The Legislature cannot stop now, he said. McCleary compliance isn’t enough. Funding special education and early learning is “the best way to secure a strong start for every child, regardless of their family’s economic circumstances.”
He hopes to expand preschool programs, as well as create a statewide referral system to connect families with early learning services and facilities. He’d like to see universal home visits, which would allow new parents the opportunity to get a visit from a nurse during the first weeks at home with a newborn.
“And once those children reach the other end of their education and prepare to graduate from high school, we want to open up as many pathways as possible, including apprenticeships, certificates and degrees,” he said.
“For high-school students or individuals who seek an experience outside a four-year program, our Career Connect Washington initiative gives them that option.”
The initiative connects students with real-world experience in their chosen careers, which ultimately gives them a better chance when they eventually apply for their first job after school.
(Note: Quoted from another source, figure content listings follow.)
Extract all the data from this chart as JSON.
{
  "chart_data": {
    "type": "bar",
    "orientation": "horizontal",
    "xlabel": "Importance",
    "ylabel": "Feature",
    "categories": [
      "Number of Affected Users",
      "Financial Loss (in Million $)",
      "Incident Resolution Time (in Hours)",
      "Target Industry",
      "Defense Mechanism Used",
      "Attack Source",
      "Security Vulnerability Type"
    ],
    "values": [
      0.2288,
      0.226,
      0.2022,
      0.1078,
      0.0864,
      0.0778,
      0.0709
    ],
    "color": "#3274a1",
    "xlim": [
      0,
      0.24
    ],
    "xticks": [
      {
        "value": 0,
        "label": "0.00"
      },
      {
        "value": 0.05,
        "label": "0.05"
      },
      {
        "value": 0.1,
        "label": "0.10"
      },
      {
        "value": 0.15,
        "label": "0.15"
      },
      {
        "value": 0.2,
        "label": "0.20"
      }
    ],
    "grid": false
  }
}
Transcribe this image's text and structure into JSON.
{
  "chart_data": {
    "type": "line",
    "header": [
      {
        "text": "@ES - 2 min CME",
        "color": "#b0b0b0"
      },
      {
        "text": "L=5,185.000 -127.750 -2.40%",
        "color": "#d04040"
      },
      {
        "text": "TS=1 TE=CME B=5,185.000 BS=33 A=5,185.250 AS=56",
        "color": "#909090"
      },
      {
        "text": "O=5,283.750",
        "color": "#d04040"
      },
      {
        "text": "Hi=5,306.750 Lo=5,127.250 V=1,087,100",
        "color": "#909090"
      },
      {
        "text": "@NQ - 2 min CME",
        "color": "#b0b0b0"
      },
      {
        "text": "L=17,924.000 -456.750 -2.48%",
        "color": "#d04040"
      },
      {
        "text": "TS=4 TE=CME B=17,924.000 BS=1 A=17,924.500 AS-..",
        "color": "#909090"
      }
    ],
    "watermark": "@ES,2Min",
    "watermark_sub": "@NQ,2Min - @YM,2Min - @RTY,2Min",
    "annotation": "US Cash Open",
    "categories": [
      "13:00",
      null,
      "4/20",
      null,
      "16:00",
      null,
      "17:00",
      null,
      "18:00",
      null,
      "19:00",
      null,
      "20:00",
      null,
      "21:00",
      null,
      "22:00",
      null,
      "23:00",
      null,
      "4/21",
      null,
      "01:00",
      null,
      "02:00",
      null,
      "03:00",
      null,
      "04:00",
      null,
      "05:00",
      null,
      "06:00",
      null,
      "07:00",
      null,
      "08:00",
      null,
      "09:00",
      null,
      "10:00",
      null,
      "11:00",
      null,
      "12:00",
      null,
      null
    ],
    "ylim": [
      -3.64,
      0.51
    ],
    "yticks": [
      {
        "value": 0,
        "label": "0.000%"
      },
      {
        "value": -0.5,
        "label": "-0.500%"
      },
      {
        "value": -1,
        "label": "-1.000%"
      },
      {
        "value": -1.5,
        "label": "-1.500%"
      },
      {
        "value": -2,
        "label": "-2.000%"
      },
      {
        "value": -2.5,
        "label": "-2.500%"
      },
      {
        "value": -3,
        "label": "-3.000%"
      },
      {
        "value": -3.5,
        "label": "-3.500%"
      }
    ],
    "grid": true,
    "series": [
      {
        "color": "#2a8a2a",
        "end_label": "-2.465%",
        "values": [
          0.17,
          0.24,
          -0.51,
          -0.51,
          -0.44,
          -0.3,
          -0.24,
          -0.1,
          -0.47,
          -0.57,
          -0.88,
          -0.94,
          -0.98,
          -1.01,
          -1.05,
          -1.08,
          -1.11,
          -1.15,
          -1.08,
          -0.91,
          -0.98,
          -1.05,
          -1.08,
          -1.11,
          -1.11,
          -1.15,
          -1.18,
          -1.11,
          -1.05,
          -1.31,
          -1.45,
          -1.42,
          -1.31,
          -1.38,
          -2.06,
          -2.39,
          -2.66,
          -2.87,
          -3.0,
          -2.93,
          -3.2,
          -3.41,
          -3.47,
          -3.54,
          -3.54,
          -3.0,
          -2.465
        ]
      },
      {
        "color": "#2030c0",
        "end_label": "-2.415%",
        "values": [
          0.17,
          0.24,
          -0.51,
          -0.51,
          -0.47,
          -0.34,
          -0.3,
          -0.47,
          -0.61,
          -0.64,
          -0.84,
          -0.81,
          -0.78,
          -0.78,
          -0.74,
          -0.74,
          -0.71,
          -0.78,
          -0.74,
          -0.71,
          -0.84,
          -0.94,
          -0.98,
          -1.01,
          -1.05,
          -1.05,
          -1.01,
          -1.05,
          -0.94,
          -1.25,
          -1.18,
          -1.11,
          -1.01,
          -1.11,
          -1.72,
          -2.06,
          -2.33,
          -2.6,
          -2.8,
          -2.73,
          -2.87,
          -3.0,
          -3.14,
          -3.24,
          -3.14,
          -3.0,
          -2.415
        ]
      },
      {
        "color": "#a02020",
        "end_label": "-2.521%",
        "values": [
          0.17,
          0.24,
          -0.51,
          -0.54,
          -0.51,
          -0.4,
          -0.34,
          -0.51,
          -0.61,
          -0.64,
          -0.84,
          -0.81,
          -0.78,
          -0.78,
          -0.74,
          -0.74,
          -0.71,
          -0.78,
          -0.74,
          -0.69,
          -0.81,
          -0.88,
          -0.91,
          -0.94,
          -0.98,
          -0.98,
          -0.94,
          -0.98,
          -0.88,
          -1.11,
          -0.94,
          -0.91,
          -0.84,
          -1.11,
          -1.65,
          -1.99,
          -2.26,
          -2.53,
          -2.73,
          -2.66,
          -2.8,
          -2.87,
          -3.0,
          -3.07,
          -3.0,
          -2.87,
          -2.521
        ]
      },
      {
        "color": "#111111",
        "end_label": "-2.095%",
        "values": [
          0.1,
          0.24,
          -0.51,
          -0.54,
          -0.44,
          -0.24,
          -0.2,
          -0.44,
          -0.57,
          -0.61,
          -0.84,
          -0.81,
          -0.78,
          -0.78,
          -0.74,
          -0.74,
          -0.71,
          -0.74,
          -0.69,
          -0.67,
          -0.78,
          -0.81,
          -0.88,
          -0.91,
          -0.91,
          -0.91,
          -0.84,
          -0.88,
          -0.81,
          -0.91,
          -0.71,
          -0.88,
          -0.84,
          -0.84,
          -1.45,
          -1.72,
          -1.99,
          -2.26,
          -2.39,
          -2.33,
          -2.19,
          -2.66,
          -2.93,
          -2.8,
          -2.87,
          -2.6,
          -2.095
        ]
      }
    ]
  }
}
Inslee’s proposed budget would also provide 100,000 students over the next ten years an option to explore their interests through apprenticeships and paid internships.
“This means more Washington students can take advantage of great careers here at home in one of the best economies anywhere,” he explained.
“Don’t our kids deserve that?”
Inslee also detailed the Washington College Promise, a new statewide free college program that guarantees financial aid to eligible students.
“As we grapple with these challenges in our state, we must also confront other forces seeking to undermine our progress,” said Inslee.
“We are the state that invests in our people.”
Inslee praised the previous Legislature’s major accomplishments, like passing the Access to Democracy package and taking a first step to ending the death penalty. He encouraged the 2019 Legislature to build upon those successes. He concluded by saying that he believes this next chapter “must show that we pushed the limit and moved beyond our plateau, that we always looked for the next beginning.”
“So let this be our profound story. Let it be bold,” he said.
“And most of all, let it make history.”